I love to meditate. So why do I always fight against doing it?
I started my practice back with the Beatles in the 70s. Well, not actually “with” them in the same ashram, but when I read about the Maharishi Mahesh Yogi, and Transcendental Meditation, I was in. Good enough for Ringo, good enough for me.
The practice then was to sit and repeat one’s mantra. I chose “One” over “Om”, not to be pretentious. Beating back unruly intrusions was always a challenge, be they my son, or random thoughts that my mind was intent on thinking. But I got pretty good at it.
I even introduced it to my seventh, eighth and ninth grade Science classes, and they took to it, to my surprise. I was mostly looking for some peace and quiet from them, but they took it seriously. I never meditated along with them, since I dared not close my eyes, lest the spitballs start flying.
So through the years, off and on, I meditated, and always felt better for it. I even discovered an iPhone app, “Simply Being” and started up again about a year ago. It was lovely and soothing, but I almost always fell asleep a few minutes into it. Then I starting using the app to fall asleep, and not even worry about meditating.
Finally, about six months ago, I discovered Headspace. The voice of Andy Puddicombe, Bristolian accent and all (think Long John Silver, the pirate), was not sleep-inducing. It focused my attention. And sitting upright, not fighting my thoughts but letting them come and go, left me energized at the end of the ten minute session. Better yet, I wasn’t sneaking peeks at the clock. The ten minutes danced by.

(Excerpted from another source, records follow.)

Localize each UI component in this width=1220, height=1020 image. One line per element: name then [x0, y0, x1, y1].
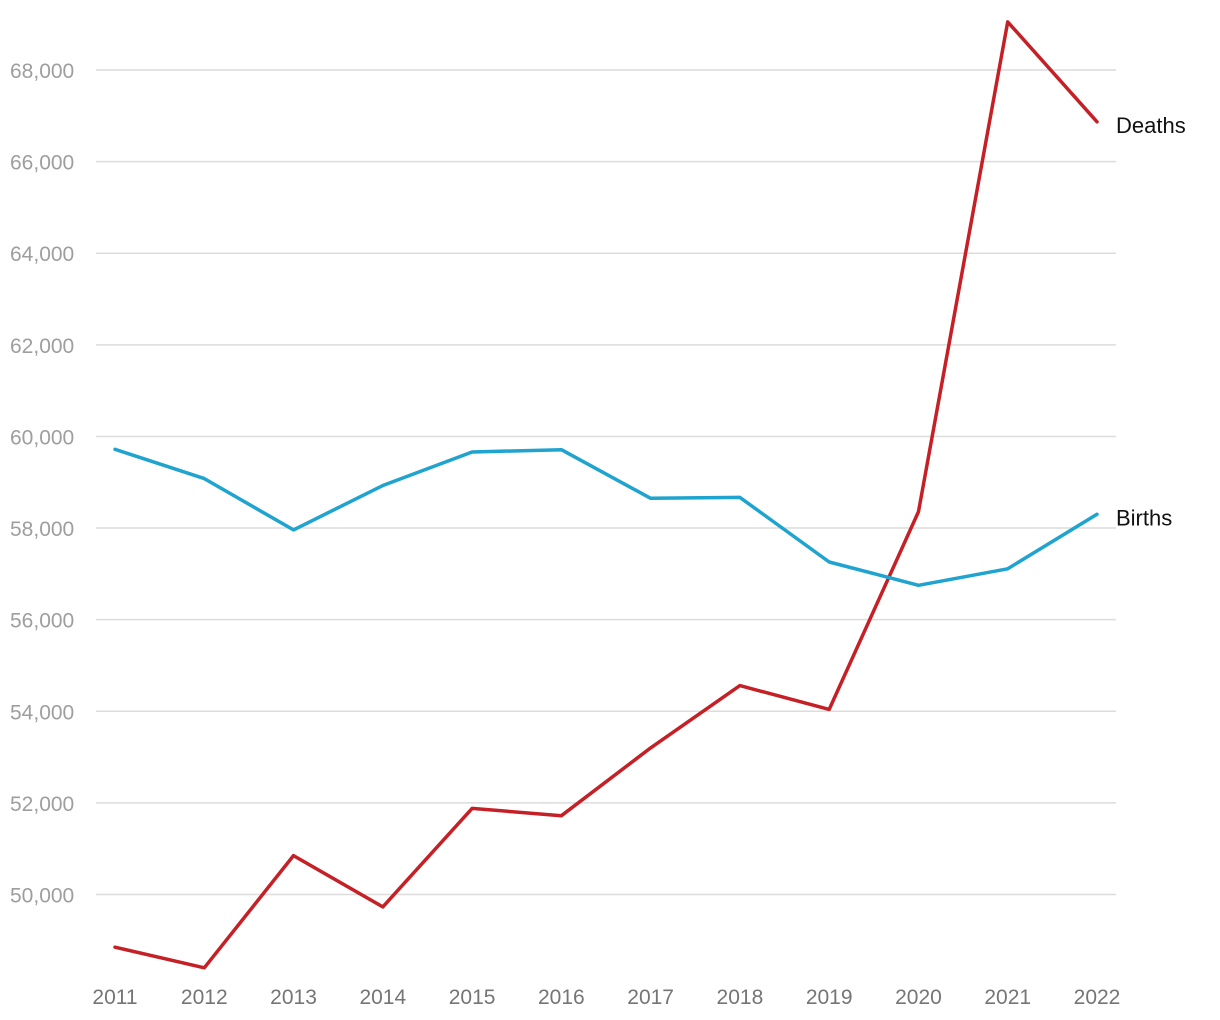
- x-tick-label: 2015: [449, 986, 496, 1009]
- x-tick-label: 2017: [627, 986, 674, 1009]
- x-tick-label: 2013: [270, 986, 317, 1009]
- births-line: [113, 447, 1099, 588]
- births-series-label: Births: [1116, 505, 1172, 530]
- x-tick-label: 2011: [92, 986, 137, 1009]
- x-tick-label: 2022: [1074, 986, 1121, 1009]
- series-lines: [113, 20, 1099, 970]
- y-tick-label: 64,000: [10, 243, 74, 266]
- y-tick-label: 52,000: [10, 793, 74, 816]
- y-tick-label: 54,000: [10, 701, 74, 724]
- deaths-line: [113, 20, 1099, 970]
- y-tick-label: 50,000: [10, 885, 74, 908]
- x-tick-label: 2018: [717, 986, 764, 1009]
- deaths-series-label: Deaths: [1116, 113, 1186, 138]
- gridlines: [96, 69, 1116, 896]
- y-axis-ticks: 50,000 52,000 54,000 56,000 58,000 60,000 62,0…: [10, 60, 74, 908]
- y-tick-label: 66,000: [10, 152, 74, 175]
- series-labels: Deaths Births: [1116, 113, 1186, 531]
- x-tick-label: 2021: [984, 986, 1031, 1009]
- x-axis-ticks: 2011 2012 2013 2014 2015 2016 2017 2018 2019 2020…: [92, 986, 1120, 1009]
- x-tick-label: 2014: [359, 986, 406, 1009]
- y-tick-label: 68,000: [10, 60, 74, 83]
- y-tick-label: 58,000: [10, 518, 74, 541]
- y-tick-label: 56,000: [10, 610, 74, 633]
- y-tick-label: 60,000: [10, 426, 74, 449]
- x-tick-label: 2012: [181, 986, 228, 1009]
- x-tick-label: 2020: [895, 986, 942, 1009]
- x-tick-label: 2016: [538, 986, 585, 1009]
- y-tick-label: 62,000: [10, 335, 74, 358]
- x-tick-label: 2019: [806, 986, 853, 1009]
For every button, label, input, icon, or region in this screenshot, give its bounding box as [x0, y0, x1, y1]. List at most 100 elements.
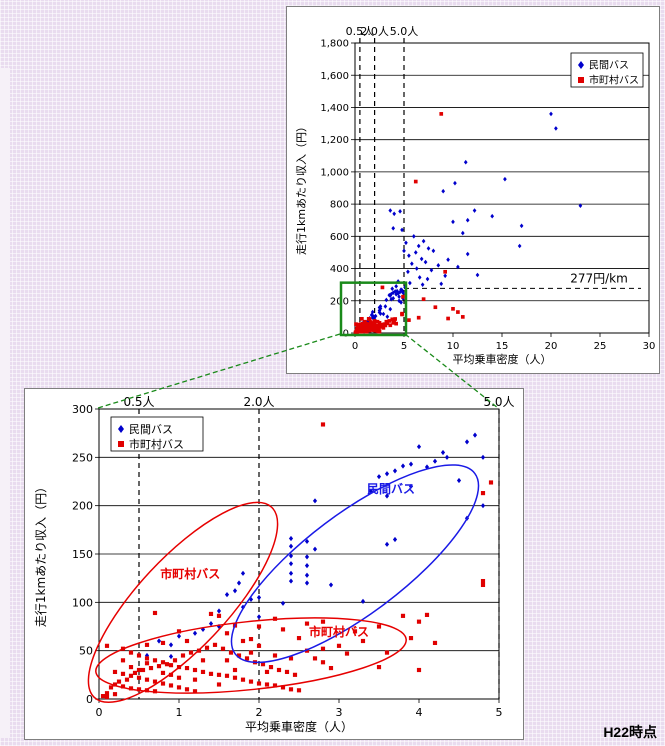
- data-point-municipal-bus: [284, 669, 290, 675]
- data-point-municipal-bus: [240, 677, 246, 682]
- data-point-municipal-bus: [401, 294, 405, 299]
- x-tick-label: 25: [594, 341, 607, 352]
- data-point-municipal-bus: [140, 667, 146, 673]
- y-tick-label: 1,600: [320, 71, 349, 82]
- data-point-private-bus: [304, 572, 310, 578]
- zoom-chart: 0 50 100 150 200 250 300 0 1 2 3 4 5 平均乗車密度（人） 走行1kmあた…: [34, 395, 515, 734]
- data-point-municipal-bus: [432, 640, 438, 646]
- threshold-label: 2.0人: [360, 25, 389, 38]
- data-point-municipal-bus: [383, 323, 388, 328]
- legend-marker-private-bus: [118, 425, 124, 433]
- data-point-private-bus: [371, 314, 376, 319]
- data-point-municipal-bus: [156, 664, 162, 669]
- data-point-municipal-bus: [424, 612, 430, 617]
- data-point-private-bus: [408, 280, 412, 286]
- data-point-private-bus: [419, 256, 424, 262]
- data-point-private-bus: [464, 439, 470, 445]
- x-tick-label: 15: [496, 341, 509, 352]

You can get a taste of his program here.
So I took the plunge and invested about $5 a month for a year of Headspace, my “gym membership for the mind” as they say there, and moved up to 15, then 20 minutes a day. And it is great! I am learning to detach myself from my emotions, the better to control them, and each day Andy has something new to add.
Andy (after all these months, I think we are close enough for first name use) was a Buddhist monk for 10 years, and though Buddhism is not on my menu, he surely has cred in this field.
And every day I fight the urge to mediate. I find something else compelling to do-the dishes, Facebook, read, write, take out the trash. Why?
I do finally give in and sit down and emerge refreshed in all sorts of good ways. But I realize that I used to do the same thing as a kid when I was put to bed. I fought sleep every way I could. My mind did not want to rest. And I do the same thing now with social media-one last look at Facebook, and Instagram, and Twitter before lights out. And now it doesn’t even matter if they are out. My iPad is back-lit! Hurrah, keep on churning, mind of mine!
So now I meditate in the morning, when I find it easier to turn off my mind, and then face the day clearheaded and renewed.